Lo del PP y su hinchada tiene mucha gracia. Desde la parte institucional dicen que sí a la Constitución Europea, pero los voceros de su chusma dicen que no y se refieren a ella como la europatraña. En realidad, el Parido Popular es contrario a la Constitución Europea, pero no se atreven a decirlo a las claras. El amigo Ansar, que trabajaba para el inglés (y para el americano) cuando gobernó, intentó boicotear en lo posible la elaboración de este tratado tratando de incluir cosas absurdas como la referencia al cristianismo u obcecándose en bloquear el sistema de toma de decisiones con unas formas y unos fondos que recuerdan mucho a los nacionalistas más excluyentes de cuantos haya. Ahora, la hinchada popular está que trina y que ruge con la Constitución Europea. Quien lo dude puede pasarse por sus ciberjaurías (1 o 2, por citar algunos ejemplos, y comprobarlo.

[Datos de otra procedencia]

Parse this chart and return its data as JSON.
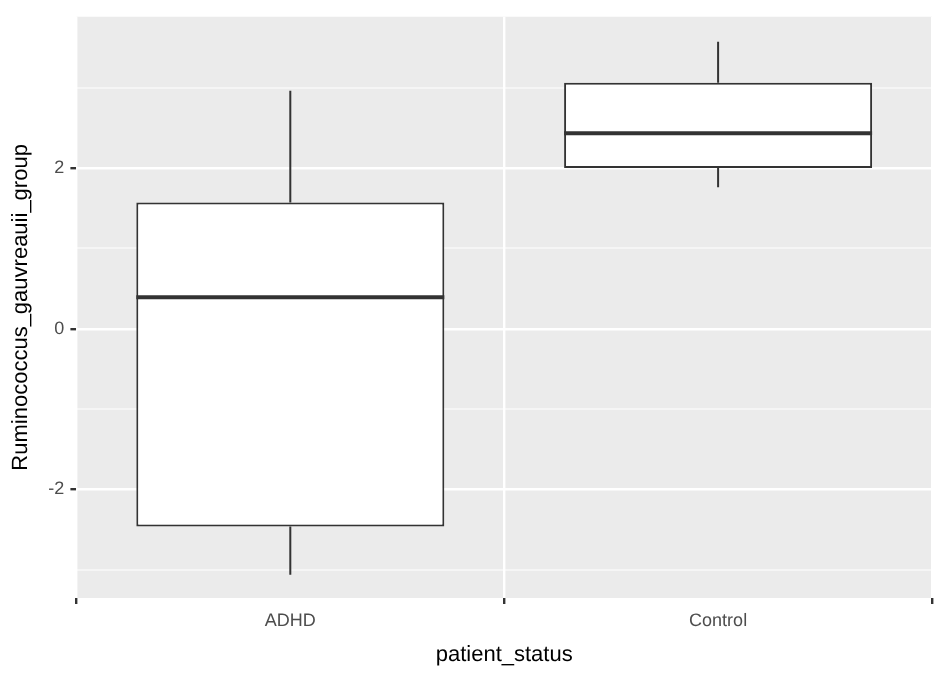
{
  "chart_data": {
    "type": "box",
    "xlabel": "patient_status",
    "ylabel": "Ruminococcus_gauvreauii_group",
    "categories": [
      "ADHD",
      "Control"
    ],
    "boxes": [
      {
        "low": -3.06,
        "q1": -2.46,
        "median": 0.39,
        "q3": 1.57,
        "high": 2.96
      },
      {
        "low": 1.76,
        "q1": 2.0,
        "median": 2.43,
        "q3": 3.06,
        "high": 3.57
      }
    ],
    "ylim": [
      -3.35,
      3.88
    ],
    "yticks": [
      {
        "value": -3,
        "label": null
      },
      -2,
      {
        "value": -1,
        "label": null
      },
      0,
      {
        "value": 1,
        "label": null
      },
      2,
      {
        "value": 3,
        "label": null
      }
    ],
    "grid": true,
    "legend": false
  }
}
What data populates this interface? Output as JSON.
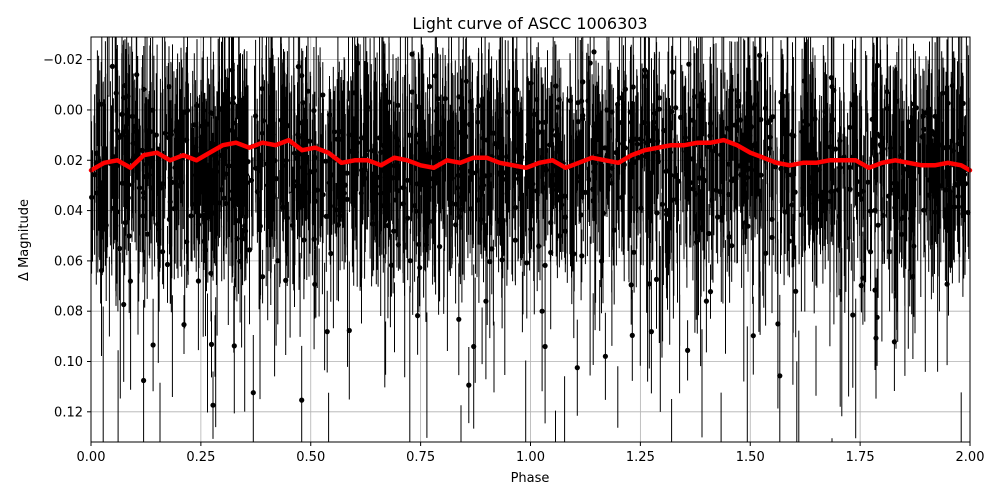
{
  "chart_data": {
    "type": "scatter",
    "title": "Light curve of ASCC 1006303",
    "xlabel": "Phase",
    "ylabel": "Δ Magnitude",
    "xlim": [
      0.0,
      2.0
    ],
    "ylim": [
      0.132,
      -0.029
    ],
    "y_inverted": true,
    "grid": true,
    "x_ticks": [
      0.0,
      0.25,
      0.5,
      0.75,
      1.0,
      1.25,
      1.5,
      1.75,
      2.0
    ],
    "x_tick_labels": [
      "0.00",
      "0.25",
      "0.50",
      "0.75",
      "1.00",
      "1.25",
      "1.50",
      "1.75",
      "2.00"
    ],
    "y_ticks": [
      -0.02,
      0.0,
      0.02,
      0.04,
      0.06,
      0.08,
      0.1,
      0.12
    ],
    "y_tick_labels": [
      "−0.02",
      "0.00",
      "0.02",
      "0.04",
      "0.06",
      "0.08",
      "0.10",
      "0.12"
    ],
    "series": [
      {
        "kind": "errorbar-points",
        "color": "#000000",
        "description": "dense noisy photometry points with large error bars, centred near 0.02 mag, scatter roughly ±0.05 mag",
        "center": 0.02,
        "spread": 0.03,
        "yerr": 0.02
      },
      {
        "kind": "line",
        "color": "#ff0000",
        "x": [
          0.0,
          0.03,
          0.06,
          0.09,
          0.12,
          0.15,
          0.18,
          0.21,
          0.24,
          0.27,
          0.3,
          0.33,
          0.36,
          0.39,
          0.42,
          0.45,
          0.48,
          0.51,
          0.54,
          0.57,
          0.6,
          0.63,
          0.66,
          0.69,
          0.72,
          0.75,
          0.78,
          0.81,
          0.84,
          0.87,
          0.9,
          0.93,
          0.96,
          0.99,
          1.02,
          1.05,
          1.08,
          1.11,
          1.14,
          1.17,
          1.2,
          1.23,
          1.26,
          1.29,
          1.32,
          1.35,
          1.38,
          1.41,
          1.44,
          1.47,
          1.5,
          1.53,
          1.56,
          1.59,
          1.62,
          1.65,
          1.68,
          1.71,
          1.74,
          1.77,
          1.8,
          1.83,
          1.86,
          1.89,
          1.92,
          1.95,
          1.98,
          2.0
        ],
        "y": [
          0.024,
          0.021,
          0.02,
          0.023,
          0.018,
          0.017,
          0.02,
          0.018,
          0.02,
          0.017,
          0.014,
          0.013,
          0.015,
          0.013,
          0.014,
          0.012,
          0.016,
          0.015,
          0.017,
          0.021,
          0.02,
          0.02,
          0.022,
          0.019,
          0.02,
          0.022,
          0.023,
          0.02,
          0.021,
          0.019,
          0.019,
          0.021,
          0.022,
          0.023,
          0.021,
          0.02,
          0.023,
          0.021,
          0.019,
          0.02,
          0.021,
          0.018,
          0.016,
          0.015,
          0.014,
          0.014,
          0.013,
          0.013,
          0.012,
          0.014,
          0.017,
          0.019,
          0.021,
          0.022,
          0.021,
          0.021,
          0.02,
          0.02,
          0.02,
          0.023,
          0.021,
          0.02,
          0.021,
          0.022,
          0.022,
          0.021,
          0.022,
          0.024
        ]
      }
    ]
  }
}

Y es que, en realidad, la derecha española, que es una derecha ultramontana y ultramuchascosasmás no quiere ni oír hablar de la Constitución Europea, porque no quiere ni oír hablar de un poder político fuerte que pudiera imponer al soberanísimo gobierno español cuando sea soberano de verdad, es decir, cuando gobiernen ellos -España es diferente-, políticas progresistas. No digo yo que la constitución que nos proponen vaya en este sentido, por que no es así, lo que quiero decir es que el PP, en realidad está contra la constitución europea porque está en contra de la formación de una Europa verdaderamente democrática.